The salty hint of peanut butter contrasts the velvety tang of fresh cream and the bitter spice of dark chocolate and chilies within a scoop of peanut-butter mole. This type of flavor complexity is common at Ice Cream Social, reflecting Lee and Meredith Dockery’s commitment to elevating ice cream from mere dessert to gourmet delicacy. They perch a rotating cast of ambrosial ice creams and sorbets inside chocolate-dipped waffle cones, adorning them with haute toppings such as cardamom-toasted coconut and miniature top hats.
The scoops are all the more striking considering they originate from a modest bus parked on Jessie Street. Once patrons have collected their treats from the window, they can savor them in the surrounding parking lot outfitted with umbrella-shaded tables and the occasional live band.

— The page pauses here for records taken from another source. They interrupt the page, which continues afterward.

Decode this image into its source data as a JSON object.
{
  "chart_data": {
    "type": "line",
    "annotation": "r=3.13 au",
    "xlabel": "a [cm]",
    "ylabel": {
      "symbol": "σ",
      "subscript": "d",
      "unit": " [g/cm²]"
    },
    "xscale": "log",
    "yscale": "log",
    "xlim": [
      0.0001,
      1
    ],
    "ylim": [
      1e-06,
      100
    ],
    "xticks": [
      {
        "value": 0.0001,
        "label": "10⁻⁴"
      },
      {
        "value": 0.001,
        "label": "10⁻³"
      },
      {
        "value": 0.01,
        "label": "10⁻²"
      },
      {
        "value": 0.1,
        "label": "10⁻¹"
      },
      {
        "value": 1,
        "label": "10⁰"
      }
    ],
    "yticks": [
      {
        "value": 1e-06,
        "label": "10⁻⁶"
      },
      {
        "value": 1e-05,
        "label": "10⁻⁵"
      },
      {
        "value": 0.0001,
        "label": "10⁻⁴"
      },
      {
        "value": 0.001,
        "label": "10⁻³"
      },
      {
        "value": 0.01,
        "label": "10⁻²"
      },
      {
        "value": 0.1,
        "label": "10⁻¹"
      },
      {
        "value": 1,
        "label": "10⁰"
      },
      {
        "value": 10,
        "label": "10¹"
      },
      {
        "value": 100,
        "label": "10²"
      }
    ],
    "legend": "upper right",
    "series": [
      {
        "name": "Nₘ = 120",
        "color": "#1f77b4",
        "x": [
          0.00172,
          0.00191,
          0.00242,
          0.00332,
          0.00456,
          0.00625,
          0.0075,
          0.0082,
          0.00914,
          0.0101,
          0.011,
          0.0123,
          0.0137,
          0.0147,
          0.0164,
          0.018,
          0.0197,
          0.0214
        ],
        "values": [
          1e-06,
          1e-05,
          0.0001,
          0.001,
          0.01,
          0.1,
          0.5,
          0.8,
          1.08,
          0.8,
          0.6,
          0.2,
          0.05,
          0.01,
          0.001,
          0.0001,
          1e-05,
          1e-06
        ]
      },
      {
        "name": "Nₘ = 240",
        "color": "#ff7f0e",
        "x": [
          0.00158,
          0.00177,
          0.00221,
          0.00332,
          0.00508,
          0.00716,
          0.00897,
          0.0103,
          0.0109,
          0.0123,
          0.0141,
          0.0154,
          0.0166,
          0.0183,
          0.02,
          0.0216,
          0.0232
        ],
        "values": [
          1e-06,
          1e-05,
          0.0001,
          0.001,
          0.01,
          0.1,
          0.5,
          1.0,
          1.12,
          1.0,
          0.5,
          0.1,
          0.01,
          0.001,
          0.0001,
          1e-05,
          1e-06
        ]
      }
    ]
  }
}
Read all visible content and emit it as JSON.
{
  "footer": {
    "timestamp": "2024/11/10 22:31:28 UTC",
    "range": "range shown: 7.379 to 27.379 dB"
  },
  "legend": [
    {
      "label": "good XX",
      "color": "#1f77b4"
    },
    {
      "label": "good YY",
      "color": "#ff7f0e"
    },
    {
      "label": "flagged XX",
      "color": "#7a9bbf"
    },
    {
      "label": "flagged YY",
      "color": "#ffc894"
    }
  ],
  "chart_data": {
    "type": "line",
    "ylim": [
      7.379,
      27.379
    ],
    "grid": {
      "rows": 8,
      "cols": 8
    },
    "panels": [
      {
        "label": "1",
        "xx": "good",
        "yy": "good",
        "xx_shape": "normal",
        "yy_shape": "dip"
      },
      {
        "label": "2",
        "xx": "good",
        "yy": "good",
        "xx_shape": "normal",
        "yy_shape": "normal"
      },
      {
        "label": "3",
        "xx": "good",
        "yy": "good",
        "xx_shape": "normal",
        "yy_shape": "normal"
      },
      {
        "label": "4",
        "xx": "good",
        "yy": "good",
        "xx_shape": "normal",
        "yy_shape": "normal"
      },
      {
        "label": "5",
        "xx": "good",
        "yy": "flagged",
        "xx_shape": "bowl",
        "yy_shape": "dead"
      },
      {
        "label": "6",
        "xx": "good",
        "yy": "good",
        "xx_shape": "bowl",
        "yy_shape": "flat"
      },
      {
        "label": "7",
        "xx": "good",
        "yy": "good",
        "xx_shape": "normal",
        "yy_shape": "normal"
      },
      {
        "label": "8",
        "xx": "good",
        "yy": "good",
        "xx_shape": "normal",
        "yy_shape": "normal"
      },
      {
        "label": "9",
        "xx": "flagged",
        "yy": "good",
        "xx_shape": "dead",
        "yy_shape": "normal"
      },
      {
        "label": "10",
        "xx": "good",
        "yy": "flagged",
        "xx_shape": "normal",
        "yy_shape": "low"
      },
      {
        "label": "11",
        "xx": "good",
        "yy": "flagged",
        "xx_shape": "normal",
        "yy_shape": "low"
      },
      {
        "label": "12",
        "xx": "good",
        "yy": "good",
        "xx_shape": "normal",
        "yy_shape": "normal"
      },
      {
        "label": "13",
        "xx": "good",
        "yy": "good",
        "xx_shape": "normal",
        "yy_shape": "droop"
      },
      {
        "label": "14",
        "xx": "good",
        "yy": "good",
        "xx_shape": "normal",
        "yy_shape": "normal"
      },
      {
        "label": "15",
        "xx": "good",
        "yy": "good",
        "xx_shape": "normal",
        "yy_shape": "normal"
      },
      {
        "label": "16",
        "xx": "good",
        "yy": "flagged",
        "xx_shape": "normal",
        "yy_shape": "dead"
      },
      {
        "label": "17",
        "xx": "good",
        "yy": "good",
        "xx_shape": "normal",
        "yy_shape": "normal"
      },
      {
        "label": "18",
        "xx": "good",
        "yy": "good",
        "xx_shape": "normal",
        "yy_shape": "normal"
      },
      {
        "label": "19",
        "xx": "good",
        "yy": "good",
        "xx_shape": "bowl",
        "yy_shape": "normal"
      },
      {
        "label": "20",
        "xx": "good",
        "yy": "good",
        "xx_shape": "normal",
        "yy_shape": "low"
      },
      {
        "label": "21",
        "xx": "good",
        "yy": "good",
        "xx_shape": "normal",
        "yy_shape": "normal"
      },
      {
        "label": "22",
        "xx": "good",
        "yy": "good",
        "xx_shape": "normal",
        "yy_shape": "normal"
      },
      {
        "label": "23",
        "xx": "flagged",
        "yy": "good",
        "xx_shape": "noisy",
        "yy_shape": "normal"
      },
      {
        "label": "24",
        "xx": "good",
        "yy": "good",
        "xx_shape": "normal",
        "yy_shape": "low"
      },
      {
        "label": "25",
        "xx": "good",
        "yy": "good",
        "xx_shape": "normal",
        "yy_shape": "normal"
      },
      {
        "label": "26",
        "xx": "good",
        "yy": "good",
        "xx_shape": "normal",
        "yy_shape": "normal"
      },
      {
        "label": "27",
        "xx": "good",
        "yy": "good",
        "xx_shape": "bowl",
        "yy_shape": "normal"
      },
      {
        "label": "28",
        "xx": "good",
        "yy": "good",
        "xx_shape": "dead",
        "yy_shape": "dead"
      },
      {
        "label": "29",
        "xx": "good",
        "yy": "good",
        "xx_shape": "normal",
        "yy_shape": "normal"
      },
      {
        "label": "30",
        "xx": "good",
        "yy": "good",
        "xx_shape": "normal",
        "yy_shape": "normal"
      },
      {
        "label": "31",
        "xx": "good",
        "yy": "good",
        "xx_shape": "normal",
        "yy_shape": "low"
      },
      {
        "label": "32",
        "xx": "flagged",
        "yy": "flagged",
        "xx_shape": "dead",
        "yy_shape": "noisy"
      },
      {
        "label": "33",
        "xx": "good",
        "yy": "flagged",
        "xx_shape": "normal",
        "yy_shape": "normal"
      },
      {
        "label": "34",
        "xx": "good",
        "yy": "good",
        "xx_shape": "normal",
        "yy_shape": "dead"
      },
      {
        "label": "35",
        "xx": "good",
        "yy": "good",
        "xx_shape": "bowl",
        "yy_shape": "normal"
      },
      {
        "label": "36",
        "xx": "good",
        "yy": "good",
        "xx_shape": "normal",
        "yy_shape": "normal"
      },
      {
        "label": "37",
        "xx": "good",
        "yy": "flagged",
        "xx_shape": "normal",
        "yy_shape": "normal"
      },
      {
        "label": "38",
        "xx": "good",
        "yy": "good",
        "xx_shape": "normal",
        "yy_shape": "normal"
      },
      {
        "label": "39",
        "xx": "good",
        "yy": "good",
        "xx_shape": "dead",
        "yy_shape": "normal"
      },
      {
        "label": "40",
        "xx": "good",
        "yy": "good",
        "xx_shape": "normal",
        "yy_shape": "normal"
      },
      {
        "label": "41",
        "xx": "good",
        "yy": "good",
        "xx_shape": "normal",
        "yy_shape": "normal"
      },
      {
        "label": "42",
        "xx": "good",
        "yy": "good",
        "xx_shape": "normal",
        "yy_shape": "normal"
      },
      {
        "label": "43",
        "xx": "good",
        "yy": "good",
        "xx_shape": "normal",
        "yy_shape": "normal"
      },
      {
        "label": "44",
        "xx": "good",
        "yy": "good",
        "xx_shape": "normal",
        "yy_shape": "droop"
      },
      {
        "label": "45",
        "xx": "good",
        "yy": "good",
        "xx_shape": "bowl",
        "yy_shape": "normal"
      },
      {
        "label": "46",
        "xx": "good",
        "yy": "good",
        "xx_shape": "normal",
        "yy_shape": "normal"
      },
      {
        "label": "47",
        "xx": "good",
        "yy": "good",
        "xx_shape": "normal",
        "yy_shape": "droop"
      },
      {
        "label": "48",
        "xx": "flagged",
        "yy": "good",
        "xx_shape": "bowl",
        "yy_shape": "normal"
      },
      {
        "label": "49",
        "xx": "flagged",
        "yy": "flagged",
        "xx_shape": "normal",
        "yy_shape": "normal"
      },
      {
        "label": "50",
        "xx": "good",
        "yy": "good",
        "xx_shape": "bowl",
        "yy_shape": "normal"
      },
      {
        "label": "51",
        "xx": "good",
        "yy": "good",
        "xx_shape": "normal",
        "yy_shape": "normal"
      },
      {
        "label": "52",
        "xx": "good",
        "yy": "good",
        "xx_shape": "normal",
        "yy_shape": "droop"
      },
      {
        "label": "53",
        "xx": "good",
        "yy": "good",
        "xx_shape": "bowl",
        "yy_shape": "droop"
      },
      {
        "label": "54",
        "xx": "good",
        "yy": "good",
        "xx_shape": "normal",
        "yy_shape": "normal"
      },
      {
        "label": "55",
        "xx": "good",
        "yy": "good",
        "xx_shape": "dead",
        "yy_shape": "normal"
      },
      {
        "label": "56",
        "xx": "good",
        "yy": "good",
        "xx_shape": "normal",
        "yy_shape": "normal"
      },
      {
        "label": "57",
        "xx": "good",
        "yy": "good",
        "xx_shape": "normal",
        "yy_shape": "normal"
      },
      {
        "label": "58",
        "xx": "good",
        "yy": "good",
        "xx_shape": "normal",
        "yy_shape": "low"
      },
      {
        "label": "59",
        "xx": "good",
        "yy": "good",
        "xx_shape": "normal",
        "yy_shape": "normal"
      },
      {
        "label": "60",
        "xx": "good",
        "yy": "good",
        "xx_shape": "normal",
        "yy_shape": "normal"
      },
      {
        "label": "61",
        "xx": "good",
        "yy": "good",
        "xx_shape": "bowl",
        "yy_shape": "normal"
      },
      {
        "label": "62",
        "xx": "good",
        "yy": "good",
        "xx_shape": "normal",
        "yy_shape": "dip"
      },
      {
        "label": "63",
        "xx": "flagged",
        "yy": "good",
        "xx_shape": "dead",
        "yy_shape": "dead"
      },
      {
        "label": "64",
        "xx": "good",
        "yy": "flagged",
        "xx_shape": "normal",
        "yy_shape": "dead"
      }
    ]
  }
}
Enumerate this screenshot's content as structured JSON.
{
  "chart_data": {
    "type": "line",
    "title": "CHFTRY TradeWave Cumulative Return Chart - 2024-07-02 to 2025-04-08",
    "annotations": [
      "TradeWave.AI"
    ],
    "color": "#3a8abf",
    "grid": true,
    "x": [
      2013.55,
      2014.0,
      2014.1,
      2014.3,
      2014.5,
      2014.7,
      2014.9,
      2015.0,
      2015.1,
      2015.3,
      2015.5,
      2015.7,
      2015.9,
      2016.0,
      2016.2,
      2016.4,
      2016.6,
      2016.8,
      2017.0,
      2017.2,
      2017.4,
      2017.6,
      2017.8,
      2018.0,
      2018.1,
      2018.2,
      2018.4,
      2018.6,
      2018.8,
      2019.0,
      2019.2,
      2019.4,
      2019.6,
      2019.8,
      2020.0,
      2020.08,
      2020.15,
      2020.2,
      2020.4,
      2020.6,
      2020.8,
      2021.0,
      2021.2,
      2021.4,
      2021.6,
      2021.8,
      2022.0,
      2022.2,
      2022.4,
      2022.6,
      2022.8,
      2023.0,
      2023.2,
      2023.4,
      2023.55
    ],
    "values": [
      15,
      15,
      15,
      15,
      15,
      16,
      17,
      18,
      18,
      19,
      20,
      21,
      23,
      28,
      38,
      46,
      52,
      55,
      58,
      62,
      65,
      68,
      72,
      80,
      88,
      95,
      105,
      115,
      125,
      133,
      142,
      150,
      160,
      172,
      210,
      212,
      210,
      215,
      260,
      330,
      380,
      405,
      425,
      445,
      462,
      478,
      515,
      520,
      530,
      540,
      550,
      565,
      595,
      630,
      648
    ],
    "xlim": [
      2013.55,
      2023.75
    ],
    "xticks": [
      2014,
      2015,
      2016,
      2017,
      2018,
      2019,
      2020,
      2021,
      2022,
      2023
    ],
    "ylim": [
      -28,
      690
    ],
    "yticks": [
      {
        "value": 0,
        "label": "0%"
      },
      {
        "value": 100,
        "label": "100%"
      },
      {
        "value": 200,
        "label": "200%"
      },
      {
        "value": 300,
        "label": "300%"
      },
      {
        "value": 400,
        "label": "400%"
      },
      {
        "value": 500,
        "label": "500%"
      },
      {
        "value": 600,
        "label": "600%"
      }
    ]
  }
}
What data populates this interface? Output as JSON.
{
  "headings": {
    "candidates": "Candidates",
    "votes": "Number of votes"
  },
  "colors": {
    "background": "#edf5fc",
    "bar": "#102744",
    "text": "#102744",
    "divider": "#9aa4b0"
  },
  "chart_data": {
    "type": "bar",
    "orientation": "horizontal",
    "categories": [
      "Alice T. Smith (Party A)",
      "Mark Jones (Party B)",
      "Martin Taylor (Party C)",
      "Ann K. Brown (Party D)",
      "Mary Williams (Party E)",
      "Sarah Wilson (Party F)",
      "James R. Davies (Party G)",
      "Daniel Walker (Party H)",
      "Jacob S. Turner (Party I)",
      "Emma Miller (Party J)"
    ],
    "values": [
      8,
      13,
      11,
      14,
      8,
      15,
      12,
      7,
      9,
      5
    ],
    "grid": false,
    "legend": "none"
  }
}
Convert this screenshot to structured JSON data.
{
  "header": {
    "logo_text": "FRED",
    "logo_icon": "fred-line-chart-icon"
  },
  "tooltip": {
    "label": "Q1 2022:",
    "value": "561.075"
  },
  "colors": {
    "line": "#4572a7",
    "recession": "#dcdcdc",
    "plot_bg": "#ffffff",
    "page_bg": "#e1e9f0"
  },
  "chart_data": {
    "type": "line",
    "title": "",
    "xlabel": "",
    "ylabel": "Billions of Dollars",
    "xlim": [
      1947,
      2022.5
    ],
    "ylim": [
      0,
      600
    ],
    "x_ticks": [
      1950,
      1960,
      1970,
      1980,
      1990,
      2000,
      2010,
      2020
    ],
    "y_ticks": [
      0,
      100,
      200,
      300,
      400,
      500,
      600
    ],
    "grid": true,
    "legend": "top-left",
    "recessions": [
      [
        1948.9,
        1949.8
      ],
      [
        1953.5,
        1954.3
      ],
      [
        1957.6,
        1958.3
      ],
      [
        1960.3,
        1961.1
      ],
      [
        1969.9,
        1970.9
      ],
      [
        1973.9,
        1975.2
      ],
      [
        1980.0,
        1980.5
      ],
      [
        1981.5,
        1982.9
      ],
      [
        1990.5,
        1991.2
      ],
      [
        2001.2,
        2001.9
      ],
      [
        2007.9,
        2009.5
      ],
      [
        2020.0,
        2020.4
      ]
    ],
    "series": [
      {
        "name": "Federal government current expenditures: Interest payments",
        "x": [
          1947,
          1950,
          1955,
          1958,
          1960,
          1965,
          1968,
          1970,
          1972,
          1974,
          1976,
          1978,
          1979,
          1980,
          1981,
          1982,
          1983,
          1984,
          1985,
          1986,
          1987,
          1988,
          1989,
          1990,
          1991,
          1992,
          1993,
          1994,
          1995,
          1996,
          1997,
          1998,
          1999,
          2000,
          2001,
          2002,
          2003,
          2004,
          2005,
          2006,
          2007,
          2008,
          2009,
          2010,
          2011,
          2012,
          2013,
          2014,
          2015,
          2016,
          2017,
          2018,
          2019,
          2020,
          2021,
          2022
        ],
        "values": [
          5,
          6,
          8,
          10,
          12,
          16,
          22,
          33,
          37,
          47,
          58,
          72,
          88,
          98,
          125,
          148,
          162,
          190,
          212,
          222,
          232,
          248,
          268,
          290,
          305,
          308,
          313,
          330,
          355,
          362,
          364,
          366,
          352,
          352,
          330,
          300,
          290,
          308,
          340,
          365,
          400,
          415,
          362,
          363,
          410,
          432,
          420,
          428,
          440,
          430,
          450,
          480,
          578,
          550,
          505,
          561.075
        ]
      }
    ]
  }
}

Whether at the local farmers' market or neighborhood grocery store, Mrs. Melody is always on the hunt for fresh ingredients. Her method for grocery shopping, as well as baking, comes from her childhood in southwest Louisiana. Paying homage to the women who taught her to cook, Mrs. Melody follows family recipes to craft more than 10 types of made-to-order cake pops. She flavors the two-bite nuggets with Bailey's Irish Cream, lavender flowers, Mexican vanilla, rosemary, and other bold ingredients. Beyond cake pops, she prepares salty butterscotch pretzel See-Saws, sweet-potato loaves, and cupcakes. Mrs. Melody also takes requests for items not on the menu and prepares special treats for holidays and milestones such as baby's first cavity.
Ruby Lorraine Feagan, also known as Tootie, was a small-town woman known far and wide for her scrumptious homemade pies. When she retired her bakery in 2005, Don Merrill bought her recipes and Tootie’s daughter became the VP of Baking. Tootie Pie Gourmet Café was born, eventually growing into multiple locations in Austin. The pie shop truly does live up to its reputation – this is the place to get those pies like your grandmother used to bake, complete with flaky crusts and melt-in-your-mouth fillings. You can buy by the slice or the whole pie, and even have them shipped to you anywhere in the United States. The gourmet café side also sells homemade sandwiches and soups, which can be eaten inside the homey space, wrapped in stone walls and filled with local artwork.